At these temperatures, any water trapped in a gun barrel or gun part dunked into the molten salts instantly flashes to steam, and the salts can splash on you. Salts this corrosive at this temperature can seriously harm you in literally only seconds. While I was at Trinidad, I was running the hot blue tank one fine Friday afternoon and I dropped in a .17 HMR rifle's action/barrel that had water in the bore. Instantly, the water flashed to steam and blew a bunch of salts all over me. I was wearing safety glasses, and a full face shield, as well as a rubber apron. The salts got on my hair and into my scalp. I instantly back out, handed my  phone and wallet to a classmate to hold on to, walked under the safety shower and pulled the handle. After a few minutes, I figured I rinsed off the salts enough. The instructor came over with a diluted vinegar solution, sprayed that in my hair/scalp - and at that point, I knew exactly where and how much salts had landed on my scalp. If it had been in my eyes, I could well have had permanent eye damage, even with the eye wash station only an arm's length away. Hot blue salts are nothing to screw around with.

Then there are the times you must add water to the salt bath, because the temperature of the salt bath is climbing out of your operating range. This is best done with water introduced into the salt tank through a long steel/copper tube that allows you to stand back a bit from the tanks.

My advice is: never hot blue alone. Always have someone there to help you if something goes wrong. Better yet, leave the hot blueing to those who are set up properly for it. A proper four or five tank hot blue setup could cost upwards of $7K+ to install - before you buy supplies and such.

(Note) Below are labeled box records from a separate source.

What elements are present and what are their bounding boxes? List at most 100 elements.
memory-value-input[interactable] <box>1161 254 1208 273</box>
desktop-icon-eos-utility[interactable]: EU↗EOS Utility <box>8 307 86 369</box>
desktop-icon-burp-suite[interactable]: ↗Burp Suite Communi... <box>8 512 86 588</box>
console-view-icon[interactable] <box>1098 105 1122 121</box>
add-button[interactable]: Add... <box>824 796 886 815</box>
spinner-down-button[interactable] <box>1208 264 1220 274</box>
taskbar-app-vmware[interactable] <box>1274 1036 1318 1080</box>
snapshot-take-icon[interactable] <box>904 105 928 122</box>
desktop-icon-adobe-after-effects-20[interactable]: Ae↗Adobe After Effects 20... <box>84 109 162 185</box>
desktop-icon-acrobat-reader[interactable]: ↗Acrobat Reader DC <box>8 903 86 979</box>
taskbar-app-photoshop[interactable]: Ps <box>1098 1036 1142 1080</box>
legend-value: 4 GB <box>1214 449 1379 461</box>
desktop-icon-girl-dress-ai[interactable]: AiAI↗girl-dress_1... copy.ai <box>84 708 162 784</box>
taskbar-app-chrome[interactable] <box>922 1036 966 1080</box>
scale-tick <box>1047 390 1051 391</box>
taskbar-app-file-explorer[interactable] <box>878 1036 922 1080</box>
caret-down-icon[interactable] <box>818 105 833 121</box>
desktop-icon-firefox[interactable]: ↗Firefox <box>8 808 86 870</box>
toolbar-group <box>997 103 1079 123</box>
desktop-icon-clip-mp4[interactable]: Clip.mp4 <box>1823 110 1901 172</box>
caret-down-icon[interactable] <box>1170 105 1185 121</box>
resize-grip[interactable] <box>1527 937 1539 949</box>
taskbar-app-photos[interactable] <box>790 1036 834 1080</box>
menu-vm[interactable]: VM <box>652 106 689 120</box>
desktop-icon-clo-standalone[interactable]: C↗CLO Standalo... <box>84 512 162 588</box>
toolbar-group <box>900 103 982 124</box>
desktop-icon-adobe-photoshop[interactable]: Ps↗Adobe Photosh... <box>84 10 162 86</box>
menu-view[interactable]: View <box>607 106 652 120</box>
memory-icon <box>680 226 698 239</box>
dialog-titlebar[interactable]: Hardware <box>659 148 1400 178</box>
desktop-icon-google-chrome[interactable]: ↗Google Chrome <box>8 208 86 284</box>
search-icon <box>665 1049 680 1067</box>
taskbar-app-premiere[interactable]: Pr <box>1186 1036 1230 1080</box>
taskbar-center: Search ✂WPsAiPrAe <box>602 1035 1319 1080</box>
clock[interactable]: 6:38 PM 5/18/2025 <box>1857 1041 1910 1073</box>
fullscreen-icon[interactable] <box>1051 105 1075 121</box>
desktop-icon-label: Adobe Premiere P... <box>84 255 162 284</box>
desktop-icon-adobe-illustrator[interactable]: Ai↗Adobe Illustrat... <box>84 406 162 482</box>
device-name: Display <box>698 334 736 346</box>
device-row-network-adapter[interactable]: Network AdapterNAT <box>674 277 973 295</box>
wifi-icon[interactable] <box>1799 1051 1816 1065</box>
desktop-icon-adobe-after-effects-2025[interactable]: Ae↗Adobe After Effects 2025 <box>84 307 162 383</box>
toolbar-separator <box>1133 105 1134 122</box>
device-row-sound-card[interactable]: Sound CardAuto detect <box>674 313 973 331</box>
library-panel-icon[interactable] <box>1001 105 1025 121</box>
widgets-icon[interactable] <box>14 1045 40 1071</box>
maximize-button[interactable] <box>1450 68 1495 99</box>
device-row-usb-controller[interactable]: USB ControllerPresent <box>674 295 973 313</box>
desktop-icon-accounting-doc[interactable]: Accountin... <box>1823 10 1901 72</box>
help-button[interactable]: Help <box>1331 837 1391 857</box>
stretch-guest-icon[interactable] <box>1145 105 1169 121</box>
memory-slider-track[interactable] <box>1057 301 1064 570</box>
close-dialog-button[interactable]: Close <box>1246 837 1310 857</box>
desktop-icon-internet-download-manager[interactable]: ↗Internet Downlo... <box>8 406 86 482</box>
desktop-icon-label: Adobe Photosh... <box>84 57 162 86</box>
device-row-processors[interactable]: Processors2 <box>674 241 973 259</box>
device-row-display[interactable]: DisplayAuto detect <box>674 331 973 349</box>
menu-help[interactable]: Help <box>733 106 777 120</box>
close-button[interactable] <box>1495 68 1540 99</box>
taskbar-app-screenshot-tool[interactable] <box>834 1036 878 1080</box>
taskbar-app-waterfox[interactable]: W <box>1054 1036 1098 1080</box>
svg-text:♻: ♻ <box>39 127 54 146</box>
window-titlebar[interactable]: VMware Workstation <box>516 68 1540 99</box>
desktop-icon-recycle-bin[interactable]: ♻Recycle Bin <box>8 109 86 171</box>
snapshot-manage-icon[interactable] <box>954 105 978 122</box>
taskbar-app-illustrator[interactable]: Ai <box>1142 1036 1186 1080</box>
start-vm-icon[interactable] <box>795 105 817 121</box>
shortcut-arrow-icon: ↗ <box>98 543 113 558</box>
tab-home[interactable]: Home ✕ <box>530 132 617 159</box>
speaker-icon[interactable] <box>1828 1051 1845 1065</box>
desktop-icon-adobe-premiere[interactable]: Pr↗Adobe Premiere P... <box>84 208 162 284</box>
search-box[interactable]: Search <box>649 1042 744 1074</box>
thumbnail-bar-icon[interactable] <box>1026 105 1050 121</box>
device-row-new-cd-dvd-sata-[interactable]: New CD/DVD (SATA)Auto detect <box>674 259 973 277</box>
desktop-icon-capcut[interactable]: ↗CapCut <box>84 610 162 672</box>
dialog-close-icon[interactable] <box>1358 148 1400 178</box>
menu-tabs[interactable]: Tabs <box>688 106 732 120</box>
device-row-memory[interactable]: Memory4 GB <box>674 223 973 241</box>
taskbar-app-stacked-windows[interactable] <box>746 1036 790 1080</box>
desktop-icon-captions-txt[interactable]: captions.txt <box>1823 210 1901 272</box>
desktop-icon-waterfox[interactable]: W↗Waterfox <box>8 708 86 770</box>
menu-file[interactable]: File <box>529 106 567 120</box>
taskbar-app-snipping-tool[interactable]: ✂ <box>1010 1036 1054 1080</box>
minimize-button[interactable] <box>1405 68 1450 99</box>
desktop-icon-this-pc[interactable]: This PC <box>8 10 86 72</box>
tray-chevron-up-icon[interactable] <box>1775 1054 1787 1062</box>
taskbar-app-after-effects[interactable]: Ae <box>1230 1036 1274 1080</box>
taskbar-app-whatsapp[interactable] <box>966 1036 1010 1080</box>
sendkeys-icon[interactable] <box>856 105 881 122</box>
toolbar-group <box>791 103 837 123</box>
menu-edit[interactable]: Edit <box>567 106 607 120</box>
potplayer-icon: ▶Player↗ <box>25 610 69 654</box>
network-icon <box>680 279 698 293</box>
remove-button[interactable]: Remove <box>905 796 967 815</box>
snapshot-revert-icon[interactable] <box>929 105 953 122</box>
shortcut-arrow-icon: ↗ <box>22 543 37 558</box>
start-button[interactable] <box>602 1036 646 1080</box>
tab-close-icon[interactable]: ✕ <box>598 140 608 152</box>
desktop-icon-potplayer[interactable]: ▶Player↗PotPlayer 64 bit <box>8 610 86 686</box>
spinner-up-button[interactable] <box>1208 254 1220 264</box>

Rust/express blueing works and works well; you need only a tank of boiling, distilled water to convert "red" rust to "black" rust. The pre-WWII Winchesters would be rust blued. The reason why almost no one but custom gun makers rust blue any more is because it takes time and labor. Rust blueing, as a process, produces the most durable blueing there is - even better than hot salt blueing. It might take a week to fully blue a gun, however. The process is more involved.